On 3 September 2015, Marić signed with the Montenegrin club Budućnost Podgorica for the 2015–16 season. After some miserable showings in the first few games of the ABA League, he led his team to an 80–61 win over Tajfun with 20 points and 10 rebounds, and was subsequently named the MVP of Round 5. On 4 April 2016, he left Budućnost and signed with Spanish club Rio Natura Monbus Obradoiro for the rest of the 2015–16 ACB season.

On 29 June 2016, Marić signed a one-year deal (with a team option for a second year) with his hometown Sydney Kings of the National Basketball League. On 9 March 2017, Marić signed with Rio Natura Monbus Obradoiro for the rest of the 2016–17 ACB season.

On 26 June 2017, Marić signed with Al-Muharraq of the Bahraini Premier League. He played one game for the team.

==Australian national team==
With the Australian junior national team, Marić won the gold medal at the 2003 FIBA Under-19 World Championship. He also played at the 2005 FIBA Under-21 World Championship with Australia's junior national team. Media reports emanating from Serbia stated Maric had expressed a desire to play for the senior Serbia national basketball team, however this was later denied by Maric.

Marić played for the senior Australia national basketball team at the 2010 FIBA World Championship in Turkey. Marić averaged 9.2 points and 4.3 rebounds over 6 games at the tournament.

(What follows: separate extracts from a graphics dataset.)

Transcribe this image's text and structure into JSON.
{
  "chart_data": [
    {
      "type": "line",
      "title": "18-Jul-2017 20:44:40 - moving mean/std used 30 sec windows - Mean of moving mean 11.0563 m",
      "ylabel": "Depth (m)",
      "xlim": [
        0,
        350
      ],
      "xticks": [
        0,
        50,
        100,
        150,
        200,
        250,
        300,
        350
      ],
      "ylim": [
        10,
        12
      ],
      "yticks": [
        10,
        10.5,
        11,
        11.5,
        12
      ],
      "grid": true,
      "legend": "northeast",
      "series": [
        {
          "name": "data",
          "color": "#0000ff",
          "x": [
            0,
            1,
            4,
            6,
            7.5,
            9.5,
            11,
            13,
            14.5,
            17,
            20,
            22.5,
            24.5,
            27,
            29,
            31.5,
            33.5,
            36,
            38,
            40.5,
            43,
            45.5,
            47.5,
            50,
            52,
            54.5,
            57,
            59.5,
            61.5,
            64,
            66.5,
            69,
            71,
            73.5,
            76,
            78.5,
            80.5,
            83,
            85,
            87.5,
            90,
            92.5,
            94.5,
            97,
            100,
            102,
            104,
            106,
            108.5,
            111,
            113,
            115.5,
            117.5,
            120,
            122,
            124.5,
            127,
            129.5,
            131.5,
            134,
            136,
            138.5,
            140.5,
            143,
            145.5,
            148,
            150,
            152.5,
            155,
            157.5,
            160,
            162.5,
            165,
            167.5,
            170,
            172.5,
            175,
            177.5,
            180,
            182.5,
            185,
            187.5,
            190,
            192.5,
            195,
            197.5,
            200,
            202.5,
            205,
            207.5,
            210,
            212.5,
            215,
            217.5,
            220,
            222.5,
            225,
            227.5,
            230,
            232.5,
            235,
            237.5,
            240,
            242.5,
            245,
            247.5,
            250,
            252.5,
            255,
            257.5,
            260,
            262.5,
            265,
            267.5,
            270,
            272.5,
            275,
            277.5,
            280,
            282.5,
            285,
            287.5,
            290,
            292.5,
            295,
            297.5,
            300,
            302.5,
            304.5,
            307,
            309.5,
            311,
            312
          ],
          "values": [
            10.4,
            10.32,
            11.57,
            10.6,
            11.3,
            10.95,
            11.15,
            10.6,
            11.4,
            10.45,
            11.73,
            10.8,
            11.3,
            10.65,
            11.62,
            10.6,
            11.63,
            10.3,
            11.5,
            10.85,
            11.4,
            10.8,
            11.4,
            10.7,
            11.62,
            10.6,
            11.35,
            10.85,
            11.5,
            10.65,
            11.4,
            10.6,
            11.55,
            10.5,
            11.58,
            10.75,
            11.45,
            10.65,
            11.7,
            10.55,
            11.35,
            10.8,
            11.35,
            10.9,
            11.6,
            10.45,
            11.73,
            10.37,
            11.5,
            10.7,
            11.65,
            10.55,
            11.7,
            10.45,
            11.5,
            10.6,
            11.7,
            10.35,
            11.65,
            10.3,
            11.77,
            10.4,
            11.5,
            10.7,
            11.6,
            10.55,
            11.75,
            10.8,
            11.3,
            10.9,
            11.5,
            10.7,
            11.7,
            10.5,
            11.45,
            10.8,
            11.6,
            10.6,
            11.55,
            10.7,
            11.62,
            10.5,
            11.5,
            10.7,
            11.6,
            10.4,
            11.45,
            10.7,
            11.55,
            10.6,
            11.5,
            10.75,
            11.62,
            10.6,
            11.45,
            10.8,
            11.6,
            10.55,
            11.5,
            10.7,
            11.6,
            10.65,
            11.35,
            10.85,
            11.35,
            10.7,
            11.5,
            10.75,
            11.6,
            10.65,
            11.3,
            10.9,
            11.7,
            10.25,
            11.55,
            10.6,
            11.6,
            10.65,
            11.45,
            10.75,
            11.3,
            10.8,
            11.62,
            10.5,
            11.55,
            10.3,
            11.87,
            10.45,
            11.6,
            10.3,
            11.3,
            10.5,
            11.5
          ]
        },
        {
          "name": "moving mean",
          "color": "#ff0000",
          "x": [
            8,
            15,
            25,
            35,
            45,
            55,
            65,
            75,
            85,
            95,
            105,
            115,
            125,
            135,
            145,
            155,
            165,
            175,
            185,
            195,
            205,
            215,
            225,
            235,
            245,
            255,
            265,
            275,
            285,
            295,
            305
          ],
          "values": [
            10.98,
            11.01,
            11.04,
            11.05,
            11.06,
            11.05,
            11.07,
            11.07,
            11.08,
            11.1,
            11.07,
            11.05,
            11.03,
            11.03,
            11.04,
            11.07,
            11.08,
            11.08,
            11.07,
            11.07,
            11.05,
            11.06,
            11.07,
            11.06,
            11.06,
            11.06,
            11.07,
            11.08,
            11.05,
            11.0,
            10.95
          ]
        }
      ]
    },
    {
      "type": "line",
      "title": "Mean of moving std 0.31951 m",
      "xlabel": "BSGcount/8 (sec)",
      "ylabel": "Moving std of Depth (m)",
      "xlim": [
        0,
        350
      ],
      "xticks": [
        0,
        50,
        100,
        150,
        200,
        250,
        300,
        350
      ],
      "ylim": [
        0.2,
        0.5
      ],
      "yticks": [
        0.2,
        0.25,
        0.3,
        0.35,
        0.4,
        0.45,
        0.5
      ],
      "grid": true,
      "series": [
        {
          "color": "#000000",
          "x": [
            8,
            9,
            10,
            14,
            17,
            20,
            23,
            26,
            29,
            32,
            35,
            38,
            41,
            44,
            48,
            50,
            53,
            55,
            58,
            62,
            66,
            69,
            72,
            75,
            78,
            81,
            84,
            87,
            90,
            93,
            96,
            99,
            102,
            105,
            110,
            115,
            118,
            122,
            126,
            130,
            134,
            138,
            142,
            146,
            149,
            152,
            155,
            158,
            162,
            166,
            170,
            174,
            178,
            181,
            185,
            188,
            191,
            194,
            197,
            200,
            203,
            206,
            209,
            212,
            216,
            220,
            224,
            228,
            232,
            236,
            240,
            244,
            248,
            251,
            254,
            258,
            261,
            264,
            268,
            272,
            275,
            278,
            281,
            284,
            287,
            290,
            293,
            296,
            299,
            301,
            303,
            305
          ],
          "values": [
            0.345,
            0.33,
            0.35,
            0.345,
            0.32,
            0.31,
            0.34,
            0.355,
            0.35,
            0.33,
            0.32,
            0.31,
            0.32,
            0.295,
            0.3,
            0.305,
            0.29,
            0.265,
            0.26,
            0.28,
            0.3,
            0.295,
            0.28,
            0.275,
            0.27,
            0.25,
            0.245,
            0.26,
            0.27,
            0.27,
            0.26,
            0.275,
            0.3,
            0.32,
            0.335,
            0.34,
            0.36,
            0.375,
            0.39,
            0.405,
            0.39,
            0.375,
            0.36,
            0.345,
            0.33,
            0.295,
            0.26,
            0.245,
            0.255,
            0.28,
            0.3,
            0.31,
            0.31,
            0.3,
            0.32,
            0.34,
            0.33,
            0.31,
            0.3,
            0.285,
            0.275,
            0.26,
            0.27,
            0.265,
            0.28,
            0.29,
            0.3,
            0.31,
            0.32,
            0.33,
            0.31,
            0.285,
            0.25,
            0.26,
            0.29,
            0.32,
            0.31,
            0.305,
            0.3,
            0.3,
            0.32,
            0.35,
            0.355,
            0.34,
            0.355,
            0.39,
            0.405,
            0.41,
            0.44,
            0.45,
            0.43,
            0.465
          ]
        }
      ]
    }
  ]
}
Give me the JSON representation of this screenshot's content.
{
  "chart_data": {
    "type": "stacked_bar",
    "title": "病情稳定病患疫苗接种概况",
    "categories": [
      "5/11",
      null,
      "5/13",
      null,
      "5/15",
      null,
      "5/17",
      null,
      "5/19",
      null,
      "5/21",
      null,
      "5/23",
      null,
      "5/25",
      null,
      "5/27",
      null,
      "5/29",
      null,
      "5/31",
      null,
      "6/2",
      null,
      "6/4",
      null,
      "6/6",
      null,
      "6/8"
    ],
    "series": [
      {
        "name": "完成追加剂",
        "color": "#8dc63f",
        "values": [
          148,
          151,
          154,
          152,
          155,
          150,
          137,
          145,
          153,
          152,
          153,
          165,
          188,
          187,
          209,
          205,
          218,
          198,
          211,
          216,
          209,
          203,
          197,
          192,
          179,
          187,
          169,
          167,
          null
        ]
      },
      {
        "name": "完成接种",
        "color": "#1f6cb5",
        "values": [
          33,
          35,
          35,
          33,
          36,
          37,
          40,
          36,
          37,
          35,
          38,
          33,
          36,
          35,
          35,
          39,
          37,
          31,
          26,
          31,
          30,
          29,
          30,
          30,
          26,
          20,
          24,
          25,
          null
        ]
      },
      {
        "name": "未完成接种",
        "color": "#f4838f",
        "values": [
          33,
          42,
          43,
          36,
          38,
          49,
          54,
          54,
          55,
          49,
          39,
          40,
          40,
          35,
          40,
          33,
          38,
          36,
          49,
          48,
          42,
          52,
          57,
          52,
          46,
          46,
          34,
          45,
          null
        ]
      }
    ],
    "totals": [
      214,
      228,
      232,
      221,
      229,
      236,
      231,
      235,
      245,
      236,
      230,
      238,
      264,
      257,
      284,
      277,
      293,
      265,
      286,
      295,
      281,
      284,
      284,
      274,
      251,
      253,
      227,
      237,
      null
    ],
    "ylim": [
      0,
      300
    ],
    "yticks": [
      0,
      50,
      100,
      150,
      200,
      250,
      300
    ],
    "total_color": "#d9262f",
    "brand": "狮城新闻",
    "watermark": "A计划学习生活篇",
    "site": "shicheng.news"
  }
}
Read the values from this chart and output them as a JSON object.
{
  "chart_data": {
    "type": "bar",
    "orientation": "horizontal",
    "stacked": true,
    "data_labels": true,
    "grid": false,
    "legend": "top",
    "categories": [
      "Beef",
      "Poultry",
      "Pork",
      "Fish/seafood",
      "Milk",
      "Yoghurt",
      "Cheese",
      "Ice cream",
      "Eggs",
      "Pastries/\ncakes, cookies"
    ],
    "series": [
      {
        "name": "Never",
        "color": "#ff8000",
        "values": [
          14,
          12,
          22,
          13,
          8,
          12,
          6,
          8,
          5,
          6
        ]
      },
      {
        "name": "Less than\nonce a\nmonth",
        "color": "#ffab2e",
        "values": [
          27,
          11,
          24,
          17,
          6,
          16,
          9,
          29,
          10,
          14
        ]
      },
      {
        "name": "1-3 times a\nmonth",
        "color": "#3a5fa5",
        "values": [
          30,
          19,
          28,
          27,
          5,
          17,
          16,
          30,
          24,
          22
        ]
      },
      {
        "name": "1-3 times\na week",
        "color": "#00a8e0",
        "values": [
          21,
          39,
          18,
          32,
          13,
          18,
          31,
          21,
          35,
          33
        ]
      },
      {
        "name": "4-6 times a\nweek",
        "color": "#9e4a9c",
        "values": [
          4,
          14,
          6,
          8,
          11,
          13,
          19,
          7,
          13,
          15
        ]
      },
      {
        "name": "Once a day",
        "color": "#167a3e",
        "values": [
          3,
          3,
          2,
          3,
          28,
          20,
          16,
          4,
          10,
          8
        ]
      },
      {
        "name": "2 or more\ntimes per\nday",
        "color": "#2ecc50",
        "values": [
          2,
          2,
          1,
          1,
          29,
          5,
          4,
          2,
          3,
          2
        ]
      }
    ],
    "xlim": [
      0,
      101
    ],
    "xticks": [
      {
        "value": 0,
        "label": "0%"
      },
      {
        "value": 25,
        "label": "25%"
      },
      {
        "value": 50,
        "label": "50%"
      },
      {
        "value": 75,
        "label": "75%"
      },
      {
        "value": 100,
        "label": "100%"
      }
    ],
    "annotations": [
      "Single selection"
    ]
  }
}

He also played with Australia at the 2012 Olympics in London where Australia lost 119–86 in quarterfinal matchup with the United States.

==Post-playing career==
In July 2019, Marić was appointed an assistant coach by the Sydney Kings.

==Career statistics==

===EuroLeague===

| † | Denotes season in which Marić won the EuroLeague |
| * | Led the league |

| Year | Team | GP | GS | MPG | FG% | 3P% | FT% | RPG | APG | SPG | BPG | PPG | PIR |
| 2009–10 | Partizan | 18 | 9 | 25.5 | .607 | .000 | .648 | 8.4 | 1.2 | 1.2 | .6 | 14.6 | 21.1* |
| 2010–11† | Panathinaikos | 8 | 0 | 7.6 | .556 | — | .667 | 3.5 | — | .6 | .4 | 3.5 | 6.3 |
| 2011–12 | 22 | 9 | 7.1 | .673 | — | .560 | 2.5 | .1 | .5 | .1 | 3.6 | 4.9 |
| 2013–14 | Lokomotiv Kuban | 23 | 10 | 17.2 | .602 | — | .588 | 3.6 | 1.0 | .8 | .6 | 6.1 | 8.0 |
| 2014–15 | Maccabi | 8 | 2 | 8.8 | .571 | — | 1.000 | 2.3 | .5 | .1 | .4 | 2.3 | 3.9 |
| Galatasaray | 7 | 2 | 10.0 | .385 | — | .500 | 2.9 | .7 | .1 | — | 1.7 | 2.3 |
| Career |  | 86 | 32 | 14.1 | .603 | .000 | .625 | 4.1 | .7 | .7 | .4 | 6.3 | 8.9 |

==Personal life==
Marić was born on 22 October 1984 in the suburb Liverpool of Sydney, Australia to ethnic Serb parents from Knin, SR Croatia, SFR Yugoslavia. He subsequently became a Serbian citizen. His grandfather Stevan was killed at his home during Operation Storm and his body was exhumed from a mass grave 17 years later.